Tuesday, November 20, 2012

Abrams Creek hike

One morning in Tennessee, when rain in the western part of the state was marching slowly toward our cabin, Josh and I were lounging around reading and watching a Law and Order: SVU rerun. It was an SVU marathon day - not exactly a rarity on the cable networks - and I figured we would more than likely get drawn into the marathon and then be faced with a rainy day when we were ready to go out to explore. I suggested going for a little hike to stretch our legs - just a mile or two - as a preview to a longer hike we had planned for later in the week, and Josh was game.

We drove to Abrams Creek, a network of trails on the western side of the Great Smoky Mountains National Park that our host had recommended to us, and set off on a flat road winding through a campground to the start of the real trails. "I want more rustic trails!" I crowed. Famous last words!

As soon as we passed the campsites, we got right into the woods:

This is what I saw when I looked up:

We had the option to hike up part of the trail system and turn around - or, if we were feeling like a big hike, we could go 8-10 miles. We chose to follow a square route that totaled eight miles: from Cooper Road  Trail to Little Bottoms Trail to Hannah Mountain Trail to Rabbit Creek Trail. (Whatever happened to that "one to two miles" we had planned, by the way, I'm not sure.) Because each leg of the square was around two miles, it was important that we made the right turns. Josh pulled out our trail map at intersections.

Over the eight-mile route, we encountered several stream crossings. Some were pretty tame:

Others - well, to be fair, only one other - I considered to be a little more advanced!

We scampered and hopped across safely and soundly, if not completely dry. Josh considered that crossing The Best Time Ever.

By the end of the first mile, we were warm, especially in the wooded sections when the breezes were blocked. (Those are Josh's sweatpants draped over his shoulder.) Around that time, a light, light drizzle started falling. I watched the clouds and felt comfortable that more serious rain wasn't too close, so we were free to enjoy nature's version of those little fans that spray water into the air. It felt great.

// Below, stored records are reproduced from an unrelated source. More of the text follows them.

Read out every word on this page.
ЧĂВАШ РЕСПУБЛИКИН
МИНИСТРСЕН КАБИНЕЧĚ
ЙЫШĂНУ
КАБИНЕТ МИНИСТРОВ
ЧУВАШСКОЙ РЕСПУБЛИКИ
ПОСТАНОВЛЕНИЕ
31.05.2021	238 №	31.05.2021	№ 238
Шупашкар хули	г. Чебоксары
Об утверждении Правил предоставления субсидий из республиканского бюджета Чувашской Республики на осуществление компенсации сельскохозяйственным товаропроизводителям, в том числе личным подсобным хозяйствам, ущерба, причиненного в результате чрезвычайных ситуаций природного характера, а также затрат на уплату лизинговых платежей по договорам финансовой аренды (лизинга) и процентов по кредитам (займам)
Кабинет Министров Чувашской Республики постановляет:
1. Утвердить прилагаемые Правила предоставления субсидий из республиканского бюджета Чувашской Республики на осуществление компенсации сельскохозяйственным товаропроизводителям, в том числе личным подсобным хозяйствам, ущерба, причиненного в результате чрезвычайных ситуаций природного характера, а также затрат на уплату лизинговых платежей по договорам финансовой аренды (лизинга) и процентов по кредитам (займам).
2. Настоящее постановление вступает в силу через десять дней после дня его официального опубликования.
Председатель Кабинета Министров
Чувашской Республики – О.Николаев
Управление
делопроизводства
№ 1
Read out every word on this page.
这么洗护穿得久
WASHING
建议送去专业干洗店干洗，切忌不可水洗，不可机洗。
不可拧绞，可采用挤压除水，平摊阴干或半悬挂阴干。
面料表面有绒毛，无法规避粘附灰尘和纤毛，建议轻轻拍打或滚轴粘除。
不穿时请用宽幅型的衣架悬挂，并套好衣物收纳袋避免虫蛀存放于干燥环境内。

In some ways, the rain also made the terrain even more beautiful. The raindrops piled up on the leaves on the ground and the air was misty and thus kind of mysterious in some parts of our trail. We saw a big old frog (lower right in the following photo) and a snail (not pictured). We were fine with that being the extent of the fauna we saw on the trip. Good flora, though!

(Side note: In case you were wondering, we agreed that Josh would keep the same pace each time I dropped back to snap a photo, so I kept doing quick little shuffles to catch up, and our pace wasn't too sorely affected!)

Each leg of the square route we covered took us into different terrain, from paths that felt jungly...

...to creekside trails to way-up-high, quad-burning singletrack to winding paths...

...to trails that meandered through big woods:

Midway through, we were hiking up and up and up, basically along a ridge of a big hill, and enormous trees were littered on the ground below like toothpicks: the product, we would learn later, of a tornado and a terrible windstorm that both went through the area in the past 18 months.

Here I am, standing next to a downed tree to show how big it was:

Some parts of the Abrams Creek trail system were still closed because of the damage. It gave me a shiver to be way up high and see the destruction in such a quiet, peaceful part of the park.

We were always on a well-marked and well-established trail, yet because it was a weekday in the off-season in a less-traveled part of the park, we did not see another person for the last seven miles of our hike. It wasn't that I felt unsafe, although I wouldn't have hiked this trail alone - it was just hard to believe, given the reports of how packed the national park is in the summertime. It was also wonderful because the trail we chose wasn't even on the lists of best hikes in the Smokies - yet it was completely beautiful and interesting, with varied terrain and great views.

Near the very end, we got to walk across the sweetest footbridge I've ever seen. The side Josh is holding onto is the only actual side, and it's only wide enough for one person to step across at a time:

Meanwhile, the rain was picking up...

...and when I peeked down the river, steam was rising off the water.

A few hundred yards later, we glimpsed the glorious, familiar sight of the trailhead and the parking lot. We were tuckered. But triumphant!

On the drive back to the cabin, the rain became more steady - and by the time we were back home and scarfing sandwiches for a late lunch, it turned into a good old fashioned downpour. And, if I recall correctly, the SVU marathon was still in full swing. That's what I call perfect timing, Reader.